The CBO also stated that enacting the bill would add some $73 billion to the budget deficit between 2015-2024.
Supporters of the bill remain unconvinced. Rep. Todd Young (R-Fla.), the lead sponsor of the bill, told the Huffington Post that he has enough anecdotal evidence to know his position is correct. New Senate Majority Leader Mitch McConnell (R-Ky.), meanwhile, dismissed the CBO’s analysis.
The 30-hour requirement “is wreaking havoc out in society regardless of what the congressional budget view may be of the impact on the U.S. budget," McConnell told the website. "We know the impact on family budgets, and it’s not good. So I think there’s almost no chance we won’t be voting on that at some point."

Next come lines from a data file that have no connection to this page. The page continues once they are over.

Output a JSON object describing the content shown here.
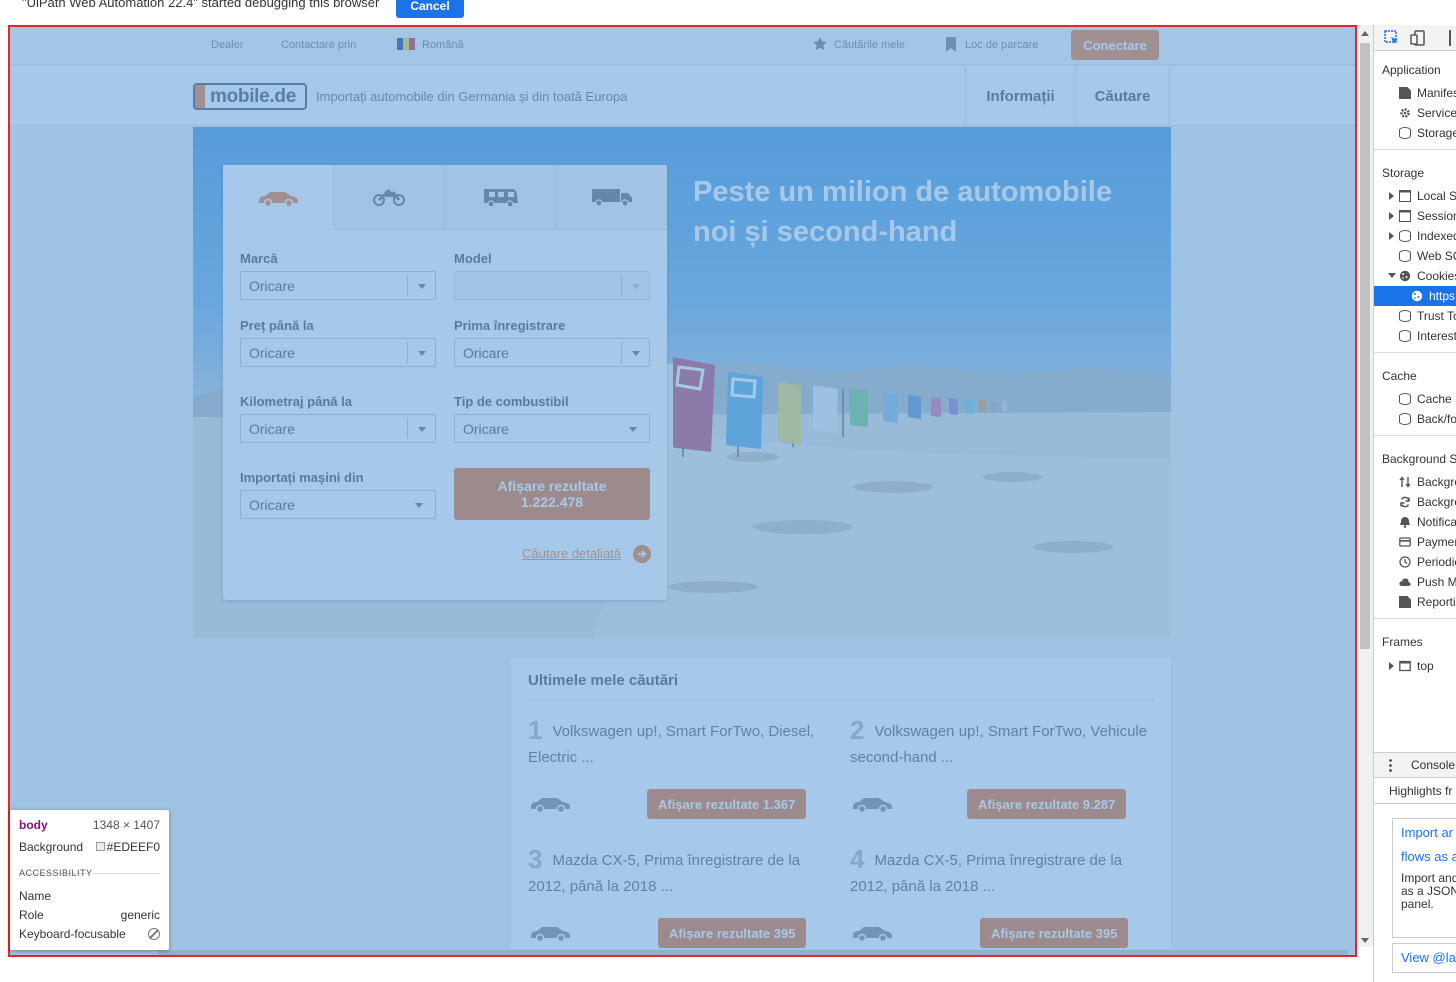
{
  "debug_banner": {
    "text": "\"UiPath Web Automation 22.4\" started debugging this browser",
    "cancel_label": "Cancel"
  },
  "topbar": {
    "dealer": "Dealer",
    "contact": "Contactare prin",
    "language": "Română",
    "saved_searches": "Căutările mele",
    "parking": "Loc de parcare",
    "connect": "Conectare"
  },
  "header": {
    "logo_text": "mobile.de",
    "tagline": "Importați automobile din Germania și din toată Europa",
    "nav": [
      "Informații",
      "Căutare"
    ]
  },
  "hero": {
    "title": "Peste un milion de automobile noi și second-hand"
  },
  "search_form": {
    "tabs": [
      "car-icon",
      "motorbike-icon",
      "motorhome-icon",
      "truck-icon"
    ],
    "make_label": "Marcă",
    "make_value": "Oricare",
    "model_label": "Model",
    "model_value": "",
    "price_label": "Preț până la",
    "price_value": "Oricare",
    "first_reg_label": "Prima înregistrare",
    "first_reg_value": "Oricare",
    "mileage_label": "Kilometraj până la",
    "mileage_value": "Oricare",
    "fuel_label": "Tip de combustibil",
    "fuel_value": "Oricare",
    "import_label": "Importați mașini din",
    "import_value": "Oricare",
    "show_results_line1": "Afișare rezultate",
    "show_results_line2": "1.222.478",
    "detailed_search": "Căutare detaliată"
  },
  "recent_searches": {
    "title": "Ultimele mele căutări",
    "items": [
      {
        "num": "1",
        "text": "Volkswagen up!, Smart ForTwo, Diesel, Electric ...",
        "button": "Afișare rezultate 1.367"
      },
      {
        "num": "2",
        "text": "Volkswagen up!, Smart ForTwo, Vehicule second-hand ...",
        "button": "Afișare rezultate 9.287"
      },
      {
        "num": "3",
        "text": "Mazda CX-5, Prima înregistrare de la 2012, până la 2018 ...",
        "button": "Afișare rezultate 395"
      },
      {
        "num": "4",
        "text": "Mazda CX-5, Prima înregistrare de la 2012, până la 2018 ...",
        "button": "Afișare rezultate 395"
      }
    ]
  },
  "inspector_tooltip": {
    "tag": "body",
    "size": "1348 × 1407",
    "background_label": "Background",
    "background_value": "#EDEEF0",
    "accessibility": "ACCESSIBILITY",
    "name_label": "Name",
    "role_label": "Role",
    "role_value": "generic",
    "focusable_label": "Keyboard-focusable"
  },
  "devtools": {
    "application_header": "Application",
    "application_items": [
      "Manifest",
      "Service",
      "Storage"
    ],
    "storage_header": "Storage",
    "storage_items": [
      "Local St",
      "Session",
      "Indexed",
      "Web SQ",
      "Cookies",
      "https",
      "Trust To",
      "Interest"
    ],
    "cache_header": "Cache",
    "cache_items": [
      "Cache S",
      "Back/fo"
    ],
    "background_header": "Background S",
    "background_items": [
      "Backgro",
      "Backgro",
      "Notifica",
      "Paymen",
      "Periodic",
      "Push M",
      "Reporti"
    ],
    "frames_header": "Frames",
    "frames_items": [
      "top"
    ],
    "console_tab": "Console",
    "highlights_tab": "Highlights fr",
    "promo_link1": "Import ar",
    "promo_link2": "flows as a",
    "promo_text": "Import and as a JSON panel.",
    "promo_link3": "View @la"
  },
  "colors": {
    "accent_orange": "#f16a1a",
    "overlay_blue": "#6fa8dc",
    "selection_border": "#e3262c",
    "devtools_selected": "#1a73e8"
  }
}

If Congress manages to pass the measure, though, President Barack Obama has stated he will veto it.
Another threat to those currently insured through the ACA comes in the form of a lawsuit. The Supreme Court has agreed to hear arguments regarding whether the law, as written, allows the federal government to provide healthcare subsidies to people living in states that do not establish their own online marketplace. Opponents of the law argue it does not explicitly grant the government authority to provide financial support in these cases, while supporters argue the intent of the law clearly does, and that this detail is clarified elsewhere in the law's text.
If the Supreme Court agrees with ACA opponents, it could mean that health coverage for many Americans becomes too expensive for them to afford.